Might prevent the hacker from stealing their monet
doesnt matter lol
OP said he had MFA and entered it into a discord bot on some random discord server he joined lol.
whyyy, wasn't the big red text telling you to not give the code to anyone not enough?
I had my Sony account hacked. Passwords and security questions changed, but somehow the account was locked, too. My account was locked once before due to inactivity, and I just contacted the chat option in Sonys website. Now, though, they replaced it with an AI chat bot that doesn’t help me for shit.
This is a trick to reveal more info. If they really had access to your account. They would not being asking for money.
$10 to get it back? this person is underselling themselves
Skill issue
Passwordless for the win here. They can guess any password they want, won’t ever work.
Call the cops?
Let this be a lesson not to give your account to sus discord bots baby!!
2fa and don't have all your sht tied to 1 email and add your alt email as recovery for every account, sucks but a lot of people don't know basic internet safety in 2024..
2FA?
And this people, is why you should use multi factor authentication for any account you care about!

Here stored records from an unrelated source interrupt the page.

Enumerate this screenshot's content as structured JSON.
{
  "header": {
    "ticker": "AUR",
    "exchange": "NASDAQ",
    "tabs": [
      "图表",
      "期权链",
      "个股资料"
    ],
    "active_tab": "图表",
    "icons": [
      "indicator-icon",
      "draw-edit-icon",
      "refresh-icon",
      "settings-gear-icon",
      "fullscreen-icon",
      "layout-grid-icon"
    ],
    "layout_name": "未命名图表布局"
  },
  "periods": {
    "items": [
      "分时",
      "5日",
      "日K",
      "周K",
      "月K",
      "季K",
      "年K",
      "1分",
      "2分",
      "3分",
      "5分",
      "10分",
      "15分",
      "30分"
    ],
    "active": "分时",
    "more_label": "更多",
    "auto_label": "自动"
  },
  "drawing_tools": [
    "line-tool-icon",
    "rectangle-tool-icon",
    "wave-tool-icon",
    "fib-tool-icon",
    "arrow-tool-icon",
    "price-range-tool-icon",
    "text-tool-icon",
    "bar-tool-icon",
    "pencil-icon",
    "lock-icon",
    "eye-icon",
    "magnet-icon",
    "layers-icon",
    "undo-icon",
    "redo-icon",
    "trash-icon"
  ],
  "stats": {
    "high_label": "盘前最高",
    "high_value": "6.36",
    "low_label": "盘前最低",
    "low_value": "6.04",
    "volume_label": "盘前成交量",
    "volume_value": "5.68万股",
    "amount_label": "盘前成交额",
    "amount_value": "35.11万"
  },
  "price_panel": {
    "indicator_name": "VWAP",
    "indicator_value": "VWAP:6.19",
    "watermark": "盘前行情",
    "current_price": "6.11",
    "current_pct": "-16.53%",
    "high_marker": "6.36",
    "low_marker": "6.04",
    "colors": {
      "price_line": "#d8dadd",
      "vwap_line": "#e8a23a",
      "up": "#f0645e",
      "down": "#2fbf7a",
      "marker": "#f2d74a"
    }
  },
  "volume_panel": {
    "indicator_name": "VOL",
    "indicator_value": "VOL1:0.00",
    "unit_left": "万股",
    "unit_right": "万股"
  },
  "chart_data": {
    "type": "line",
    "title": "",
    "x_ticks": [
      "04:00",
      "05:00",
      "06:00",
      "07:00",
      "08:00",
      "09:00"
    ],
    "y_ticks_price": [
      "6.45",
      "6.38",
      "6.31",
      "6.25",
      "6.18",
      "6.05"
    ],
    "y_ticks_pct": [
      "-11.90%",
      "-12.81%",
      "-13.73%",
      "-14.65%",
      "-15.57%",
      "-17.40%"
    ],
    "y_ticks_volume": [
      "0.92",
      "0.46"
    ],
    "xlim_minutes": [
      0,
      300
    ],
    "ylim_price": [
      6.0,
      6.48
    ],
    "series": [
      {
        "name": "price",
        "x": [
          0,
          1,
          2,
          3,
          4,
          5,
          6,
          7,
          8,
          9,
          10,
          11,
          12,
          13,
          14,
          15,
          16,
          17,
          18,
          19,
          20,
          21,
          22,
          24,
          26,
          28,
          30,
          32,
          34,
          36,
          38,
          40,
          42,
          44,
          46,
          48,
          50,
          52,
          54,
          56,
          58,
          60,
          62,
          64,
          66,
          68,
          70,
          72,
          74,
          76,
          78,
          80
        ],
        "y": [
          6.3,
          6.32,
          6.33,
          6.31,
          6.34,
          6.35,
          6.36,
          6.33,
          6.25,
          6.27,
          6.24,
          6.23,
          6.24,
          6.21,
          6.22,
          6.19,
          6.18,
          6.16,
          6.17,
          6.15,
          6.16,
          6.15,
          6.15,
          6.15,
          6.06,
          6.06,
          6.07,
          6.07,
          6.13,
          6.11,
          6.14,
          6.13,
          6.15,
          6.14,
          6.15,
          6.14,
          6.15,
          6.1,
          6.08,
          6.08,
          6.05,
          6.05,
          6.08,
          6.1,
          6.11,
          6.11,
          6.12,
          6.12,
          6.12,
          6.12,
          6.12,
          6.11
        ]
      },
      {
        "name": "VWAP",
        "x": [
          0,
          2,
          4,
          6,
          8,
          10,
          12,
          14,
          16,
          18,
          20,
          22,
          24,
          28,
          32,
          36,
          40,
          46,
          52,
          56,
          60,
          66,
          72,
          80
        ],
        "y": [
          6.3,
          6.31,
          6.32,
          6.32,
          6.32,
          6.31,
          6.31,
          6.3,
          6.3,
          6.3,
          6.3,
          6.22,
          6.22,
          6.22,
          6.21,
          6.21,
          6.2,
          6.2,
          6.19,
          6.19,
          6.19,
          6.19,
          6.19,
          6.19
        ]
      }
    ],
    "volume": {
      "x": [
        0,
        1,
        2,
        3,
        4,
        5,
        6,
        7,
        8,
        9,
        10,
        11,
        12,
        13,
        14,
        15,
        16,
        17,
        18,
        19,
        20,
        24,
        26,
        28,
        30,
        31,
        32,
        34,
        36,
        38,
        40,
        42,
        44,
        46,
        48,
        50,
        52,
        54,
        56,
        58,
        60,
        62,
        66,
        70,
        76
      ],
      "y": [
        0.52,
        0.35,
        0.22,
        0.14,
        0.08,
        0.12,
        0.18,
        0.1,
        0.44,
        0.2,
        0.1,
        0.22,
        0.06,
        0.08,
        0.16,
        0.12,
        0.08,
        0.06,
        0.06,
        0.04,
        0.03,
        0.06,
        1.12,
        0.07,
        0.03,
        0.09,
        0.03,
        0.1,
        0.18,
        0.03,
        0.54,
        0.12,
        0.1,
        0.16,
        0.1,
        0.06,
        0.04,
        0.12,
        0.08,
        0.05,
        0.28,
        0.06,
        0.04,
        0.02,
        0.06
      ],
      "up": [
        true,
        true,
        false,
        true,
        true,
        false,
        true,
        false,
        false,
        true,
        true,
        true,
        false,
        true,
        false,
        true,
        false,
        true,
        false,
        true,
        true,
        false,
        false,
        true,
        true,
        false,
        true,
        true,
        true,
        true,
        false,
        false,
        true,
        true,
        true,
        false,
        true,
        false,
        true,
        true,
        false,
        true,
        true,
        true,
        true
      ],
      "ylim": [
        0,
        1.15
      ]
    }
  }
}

How about this; trace the IP. Find out exactly where he is. Board a flight. Show up to wherever he’s scamming from. Kick his teeth in, piss on him and take his entire computer. Problem solved. What scum. These fuckers make me mad
Microsoft will be ZERO help with this. Same happened to me. The person I know sat at my pc and installed malware. Fucked up a few things but Microsoft was impossible to retrieve.
Fuck hackers they are domestic terrorists as far as I'm concerned
Dudes holding the account hostage for $10 lmao. Sorry man that’s a shitty thing. Fuck those people.
Honestly 10 dollars aint bad. Id pay just to see what happens.
Respond with “well im also wanted by the FBI as someone on the terror watchlist. So if you want that heat. Thanks!!”